CS 164/266, Fall 2025, Practice Problem Set 7

Draw a kD-tree for the 15 points with coordinates \((i,i)\) for \(i=1,2,\dots,15)\)
Consider an approximate range query for a range with diameter \(d\), and approximation parameter \(\varepsilon\). The “query analysis lemma” slide of the lecture notes explains why a quadtree square that crosses the range (according to the definition on the slide has a lower bound of \(d/\sqrt 2\) on its side length. Give an argument proving that there is also an upper bound on the side length of a quadtree square that crosses the range.

(It is ok for your answer to produce an inaccurate bound, as long as the bound is valid. If it helps you may assume that the range is a circle, but it should be possible to answer this question without making that assumption. Hint: assume you have a large square that crosses the range, find one of its child squares that contains a point of the inner boundary of the range, and use the assumption that this child does not cross the range to find a limit on how large it can be.)
There are 10 different non-empty intervals that have the numbers 1, 2, 3, 4, or 5 as their endpoints.
1. Draw an interval tree for range reporting with these intervals, based on a binary tree whose root node stores the number 3 and whose two children store the numbers 1 and 4. For each node of the interval tree write the two sorted orders of intervals stored at that node. (If some intervals are tied in this sorted order you may break the ties arbitrarily.)
2. Draw a segment tree for range counting with the same 10 intervals, based on a binary tree whose root node stores the number 3 and whose two children store the numbers 1 and 4.
Find a formula for the number of nodes in a segment tree, as a function of the number of distinct endpoints in a given system of intervals. (For instance, for problem 1, your formula should give the number of nodes for five endpoints.) Explain why there cannot be an exact formula like this for interval trees.
The graduate reading describes experiments using an implementation of the onion layers of a point set (an \(n\times n\) grid) that repeatedly uses Graham scan to find and remove one layer at a time. (They used this method because it was fast enough, and easier to implement than faster algorithms.)
1. What would be the running time of this repeated Graham scan algorithm, in the worst case, on an input that has the same size (\(n^2\) points) but is not necessarily a grid?
2. The paper instead states (near the start of section 3) that, for their experiments on a grid, the algorithm takes the smaller time bound \(O(n^{7/3})\).
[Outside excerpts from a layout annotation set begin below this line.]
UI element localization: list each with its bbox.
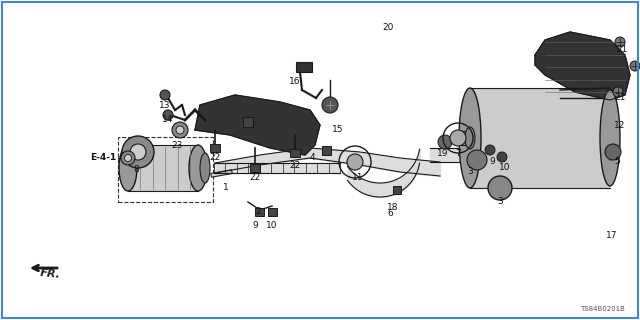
Text: 22: 22	[209, 154, 221, 163]
Circle shape	[160, 90, 170, 100]
Text: 4: 4	[309, 154, 315, 163]
Text: E-4-1: E-4-1	[90, 154, 116, 163]
Text: 1: 1	[223, 182, 229, 191]
Text: FR.: FR.	[39, 268, 61, 280]
Text: 18: 18	[387, 203, 399, 212]
Text: 22: 22	[250, 173, 260, 182]
Circle shape	[130, 144, 146, 160]
Text: 7: 7	[455, 149, 461, 158]
Text: 10: 10	[499, 164, 511, 172]
Circle shape	[488, 176, 512, 200]
Bar	[470, 88, 610, 188]
Text: 10: 10	[266, 220, 278, 229]
Circle shape	[438, 135, 452, 149]
Circle shape	[121, 151, 135, 165]
Text: 2: 2	[255, 207, 261, 217]
Circle shape	[485, 145, 495, 155]
Bar	[250, 164, 260, 172]
Text: 13: 13	[159, 100, 171, 109]
Bar	[210, 144, 220, 152]
Bar	[118, 137, 213, 202]
Bar	[322, 146, 331, 155]
Text: 19: 19	[437, 148, 449, 157]
Text: 8: 8	[133, 165, 139, 174]
Bar	[128, 145, 198, 191]
Circle shape	[613, 87, 623, 97]
Text: 16: 16	[289, 77, 301, 86]
Text: 9: 9	[252, 220, 258, 229]
Text: 12: 12	[614, 121, 626, 130]
Circle shape	[605, 144, 621, 160]
Bar	[393, 186, 401, 194]
Circle shape	[176, 126, 184, 134]
Circle shape	[322, 97, 338, 113]
Ellipse shape	[189, 145, 207, 191]
Bar	[296, 62, 312, 72]
Polygon shape	[195, 95, 320, 155]
Ellipse shape	[459, 88, 481, 188]
Circle shape	[122, 136, 154, 168]
Text: 9: 9	[489, 157, 495, 166]
Text: TS84B0201B: TS84B0201B	[580, 306, 625, 312]
Circle shape	[497, 152, 507, 162]
Text: 22: 22	[289, 161, 301, 170]
Circle shape	[172, 122, 188, 138]
Text: 6: 6	[387, 209, 393, 218]
Text: 17: 17	[606, 231, 618, 241]
Bar	[255, 208, 264, 216]
Polygon shape	[535, 32, 630, 100]
Bar	[243, 117, 253, 127]
Text: 14: 14	[163, 116, 173, 124]
Text: 23: 23	[172, 140, 182, 149]
Text: 21: 21	[616, 45, 628, 54]
Text: 20: 20	[382, 22, 394, 31]
Ellipse shape	[600, 90, 620, 186]
Ellipse shape	[465, 127, 475, 149]
Text: 21: 21	[614, 93, 626, 102]
Circle shape	[125, 155, 131, 162]
Circle shape	[467, 150, 487, 170]
Circle shape	[615, 37, 625, 47]
Circle shape	[163, 110, 173, 120]
Bar	[268, 208, 277, 216]
Text: 3: 3	[497, 197, 503, 206]
Ellipse shape	[200, 153, 210, 183]
Circle shape	[347, 154, 363, 170]
Text: 11: 11	[352, 172, 364, 181]
Text: 3: 3	[467, 167, 473, 177]
Ellipse shape	[119, 145, 137, 191]
Bar	[290, 149, 300, 157]
Text: 15: 15	[332, 125, 344, 134]
Circle shape	[450, 130, 466, 146]
Text: 5: 5	[614, 157, 620, 166]
Circle shape	[630, 61, 640, 71]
This improved runtime is smaller than the answer to part (a) for three reasons. One reason is that they apply Graham scan to subsets of only \(O(n)\) points, formed by including only two extreme points in each row of the grid. A second reason (the reason there is no log in the time bound) is that these subsets of points are already sorted, and do not need the sorting step of Graham scan. What is the third reason the algorithm is faster for grids?